Wilimas J, Goff J R, Anderson H R, Langston J W, Thompson E
J Pediatr. 1980 Feb;96(2):205-8. doi: 10.1016/s0022-3476(80)80803-1.
Since 1974 we have entered 12 children with sickle cell disease and strokes on a transfusion protocol to maintain hemoglobin S less than 20%. Serial arteriography, EEGs, brain or CT scans, and neuropsychologic testing were also obtained. Transfusion has been stopped in ten patients after one to two years. Seven of these ten patients have had second strokes five weeks to 11 months after cessation of transfusion (median three months). Arteriography was normal at the time of the initial stroke in two patients; one of these had a second stroke. Arteriograms did not improve during transfusion therapy. EEGs and brain and CT scans were occasionally useful at the time of the initial stroke but were of little value in following these patients. Neuropsychologic testing indicated severe impairment of sensory-motor and cognitive processes at the time of the initial stroke and was useful in following improvement or deterioration and in designing remedial education programs. We conclude that short-term transfusion therapy will not prevent second strokes once transfusion is stopped and that arteriography is of limited value in these patients.
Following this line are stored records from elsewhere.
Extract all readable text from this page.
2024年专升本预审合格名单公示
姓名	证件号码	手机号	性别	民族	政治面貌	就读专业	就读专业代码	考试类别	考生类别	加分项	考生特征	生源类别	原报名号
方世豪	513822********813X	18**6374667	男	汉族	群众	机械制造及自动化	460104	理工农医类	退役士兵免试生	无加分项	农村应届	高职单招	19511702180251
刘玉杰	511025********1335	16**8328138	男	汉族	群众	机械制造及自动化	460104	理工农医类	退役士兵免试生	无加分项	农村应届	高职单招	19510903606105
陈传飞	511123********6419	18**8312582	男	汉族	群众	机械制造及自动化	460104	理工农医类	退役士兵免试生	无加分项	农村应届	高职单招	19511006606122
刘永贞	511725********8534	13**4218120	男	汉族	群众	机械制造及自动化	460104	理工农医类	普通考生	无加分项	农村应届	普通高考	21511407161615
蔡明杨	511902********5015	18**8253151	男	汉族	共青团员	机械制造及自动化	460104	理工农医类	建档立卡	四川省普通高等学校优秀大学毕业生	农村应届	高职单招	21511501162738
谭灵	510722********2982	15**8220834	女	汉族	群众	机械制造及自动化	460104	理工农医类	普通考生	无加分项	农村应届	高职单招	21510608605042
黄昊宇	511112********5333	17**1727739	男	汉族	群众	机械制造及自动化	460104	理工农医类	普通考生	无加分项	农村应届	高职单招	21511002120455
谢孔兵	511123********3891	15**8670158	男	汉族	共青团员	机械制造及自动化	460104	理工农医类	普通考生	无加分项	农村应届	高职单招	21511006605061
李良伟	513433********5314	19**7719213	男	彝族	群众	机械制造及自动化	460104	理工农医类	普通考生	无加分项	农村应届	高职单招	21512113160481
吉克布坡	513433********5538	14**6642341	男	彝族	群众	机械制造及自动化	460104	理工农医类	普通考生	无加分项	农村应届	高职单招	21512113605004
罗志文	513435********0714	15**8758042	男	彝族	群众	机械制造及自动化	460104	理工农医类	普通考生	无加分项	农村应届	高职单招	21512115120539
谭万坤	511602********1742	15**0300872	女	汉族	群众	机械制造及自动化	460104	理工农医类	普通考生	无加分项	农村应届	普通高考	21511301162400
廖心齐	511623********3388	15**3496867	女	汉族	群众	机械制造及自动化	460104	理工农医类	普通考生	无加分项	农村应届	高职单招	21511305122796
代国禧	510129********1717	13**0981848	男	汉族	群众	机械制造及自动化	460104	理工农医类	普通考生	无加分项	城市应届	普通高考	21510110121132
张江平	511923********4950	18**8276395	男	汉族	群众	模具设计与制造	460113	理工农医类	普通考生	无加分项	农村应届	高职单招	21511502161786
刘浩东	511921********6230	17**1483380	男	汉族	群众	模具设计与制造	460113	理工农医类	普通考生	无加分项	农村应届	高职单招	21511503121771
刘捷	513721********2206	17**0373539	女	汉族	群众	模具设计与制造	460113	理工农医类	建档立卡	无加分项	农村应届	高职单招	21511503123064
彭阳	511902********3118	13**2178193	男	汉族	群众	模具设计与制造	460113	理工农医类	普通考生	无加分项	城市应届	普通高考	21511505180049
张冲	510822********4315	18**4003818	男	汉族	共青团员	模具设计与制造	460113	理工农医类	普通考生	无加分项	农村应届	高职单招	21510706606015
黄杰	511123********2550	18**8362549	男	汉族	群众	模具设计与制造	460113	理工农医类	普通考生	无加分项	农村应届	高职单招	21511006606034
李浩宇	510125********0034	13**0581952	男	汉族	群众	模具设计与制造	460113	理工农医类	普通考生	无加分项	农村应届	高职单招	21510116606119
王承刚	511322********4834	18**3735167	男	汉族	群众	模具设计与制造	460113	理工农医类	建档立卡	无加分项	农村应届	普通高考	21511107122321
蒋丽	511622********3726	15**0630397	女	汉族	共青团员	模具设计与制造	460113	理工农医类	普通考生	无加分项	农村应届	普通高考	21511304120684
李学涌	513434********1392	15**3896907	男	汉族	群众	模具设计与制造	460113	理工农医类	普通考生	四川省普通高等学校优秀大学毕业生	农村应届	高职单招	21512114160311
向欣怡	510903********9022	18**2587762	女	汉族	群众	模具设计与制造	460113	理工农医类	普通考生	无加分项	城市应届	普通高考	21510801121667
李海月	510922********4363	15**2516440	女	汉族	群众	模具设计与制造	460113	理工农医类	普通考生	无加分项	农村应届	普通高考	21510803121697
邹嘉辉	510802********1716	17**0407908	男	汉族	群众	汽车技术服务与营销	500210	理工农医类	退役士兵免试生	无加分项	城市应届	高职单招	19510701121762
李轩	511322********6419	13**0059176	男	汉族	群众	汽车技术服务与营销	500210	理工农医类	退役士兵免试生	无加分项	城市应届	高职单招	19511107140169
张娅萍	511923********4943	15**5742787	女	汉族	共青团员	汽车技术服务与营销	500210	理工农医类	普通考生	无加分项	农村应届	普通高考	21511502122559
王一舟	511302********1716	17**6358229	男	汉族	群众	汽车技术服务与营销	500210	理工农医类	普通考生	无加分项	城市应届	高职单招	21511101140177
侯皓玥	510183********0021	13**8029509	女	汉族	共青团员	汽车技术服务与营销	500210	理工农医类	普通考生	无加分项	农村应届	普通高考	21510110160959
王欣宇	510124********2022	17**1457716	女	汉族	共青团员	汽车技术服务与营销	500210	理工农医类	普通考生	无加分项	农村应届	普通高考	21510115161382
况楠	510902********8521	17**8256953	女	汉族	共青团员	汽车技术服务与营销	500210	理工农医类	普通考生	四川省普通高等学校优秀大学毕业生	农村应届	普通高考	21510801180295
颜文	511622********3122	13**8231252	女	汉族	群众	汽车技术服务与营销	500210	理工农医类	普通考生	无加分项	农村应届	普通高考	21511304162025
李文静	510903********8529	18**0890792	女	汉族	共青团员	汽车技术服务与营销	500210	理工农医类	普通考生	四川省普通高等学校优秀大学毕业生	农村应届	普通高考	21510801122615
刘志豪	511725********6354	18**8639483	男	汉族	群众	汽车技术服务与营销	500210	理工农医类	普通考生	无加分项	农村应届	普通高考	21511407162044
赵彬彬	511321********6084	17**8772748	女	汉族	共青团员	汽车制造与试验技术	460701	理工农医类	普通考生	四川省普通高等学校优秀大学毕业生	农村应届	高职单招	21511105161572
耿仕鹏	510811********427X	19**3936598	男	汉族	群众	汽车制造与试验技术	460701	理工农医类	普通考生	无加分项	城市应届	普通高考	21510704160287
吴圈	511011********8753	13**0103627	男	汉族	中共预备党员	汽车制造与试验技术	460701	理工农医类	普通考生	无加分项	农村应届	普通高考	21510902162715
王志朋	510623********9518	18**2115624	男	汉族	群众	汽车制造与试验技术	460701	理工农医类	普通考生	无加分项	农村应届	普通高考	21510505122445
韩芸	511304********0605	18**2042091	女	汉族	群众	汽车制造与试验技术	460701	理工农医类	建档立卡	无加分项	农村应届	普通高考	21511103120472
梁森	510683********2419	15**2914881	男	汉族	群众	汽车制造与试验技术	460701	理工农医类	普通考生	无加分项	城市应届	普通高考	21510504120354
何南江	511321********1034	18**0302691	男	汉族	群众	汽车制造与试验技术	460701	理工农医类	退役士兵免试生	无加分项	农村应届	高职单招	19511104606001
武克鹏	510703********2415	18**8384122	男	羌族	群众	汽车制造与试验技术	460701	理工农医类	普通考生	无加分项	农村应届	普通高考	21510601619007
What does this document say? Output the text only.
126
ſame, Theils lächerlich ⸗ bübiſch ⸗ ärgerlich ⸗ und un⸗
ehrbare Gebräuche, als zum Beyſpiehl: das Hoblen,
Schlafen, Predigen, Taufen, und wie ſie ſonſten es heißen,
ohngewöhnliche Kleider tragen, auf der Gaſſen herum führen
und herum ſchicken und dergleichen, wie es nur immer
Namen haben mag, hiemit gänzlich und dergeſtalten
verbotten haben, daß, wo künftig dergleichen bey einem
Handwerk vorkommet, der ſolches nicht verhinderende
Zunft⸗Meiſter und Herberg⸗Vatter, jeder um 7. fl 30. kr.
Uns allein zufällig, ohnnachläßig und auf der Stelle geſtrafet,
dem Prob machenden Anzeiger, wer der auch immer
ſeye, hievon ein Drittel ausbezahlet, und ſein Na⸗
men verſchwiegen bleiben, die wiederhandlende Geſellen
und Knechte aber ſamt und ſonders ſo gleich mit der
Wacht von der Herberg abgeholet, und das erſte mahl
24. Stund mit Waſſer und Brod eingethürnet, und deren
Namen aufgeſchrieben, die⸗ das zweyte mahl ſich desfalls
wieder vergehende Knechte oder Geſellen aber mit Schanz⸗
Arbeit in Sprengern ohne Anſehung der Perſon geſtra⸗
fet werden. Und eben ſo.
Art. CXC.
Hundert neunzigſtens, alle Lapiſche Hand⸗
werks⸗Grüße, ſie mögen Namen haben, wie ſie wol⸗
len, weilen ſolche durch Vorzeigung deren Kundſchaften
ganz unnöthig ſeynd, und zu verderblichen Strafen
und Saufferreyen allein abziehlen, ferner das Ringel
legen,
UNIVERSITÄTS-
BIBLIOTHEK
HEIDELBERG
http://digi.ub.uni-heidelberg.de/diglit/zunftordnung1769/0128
自1974年以来,我们已让12名镰状细胞病和中风患儿按照输血方案进行治疗,以将血红蛋白S维持在20%以下。还进行了系列动脉造影、脑电图、脑部或CT扫描以及神经心理学测试。一到两年后,已有10名患者停止输血。这10名患者中有7名在停止输血后5周至11个月(中位时间为3个月)出现了第二次中风。两名患者首次中风时动脉造影正常;其中一人出现了第二次中风。输血治疗期间动脉造影结果并无改善。脑电图以及脑部和CT扫描在首次中风时偶尔有用,但对这些患者的后续跟踪价值不大。神经心理学测试表明,首次中风时感觉运动和认知过程严重受损,有助于跟踪病情改善或恶化情况以及设计补救教育方案。我们得出结论,一旦停止输血,短期输血治疗并不能预防第二次中风,并且动脉造影对这些患者的价值有限。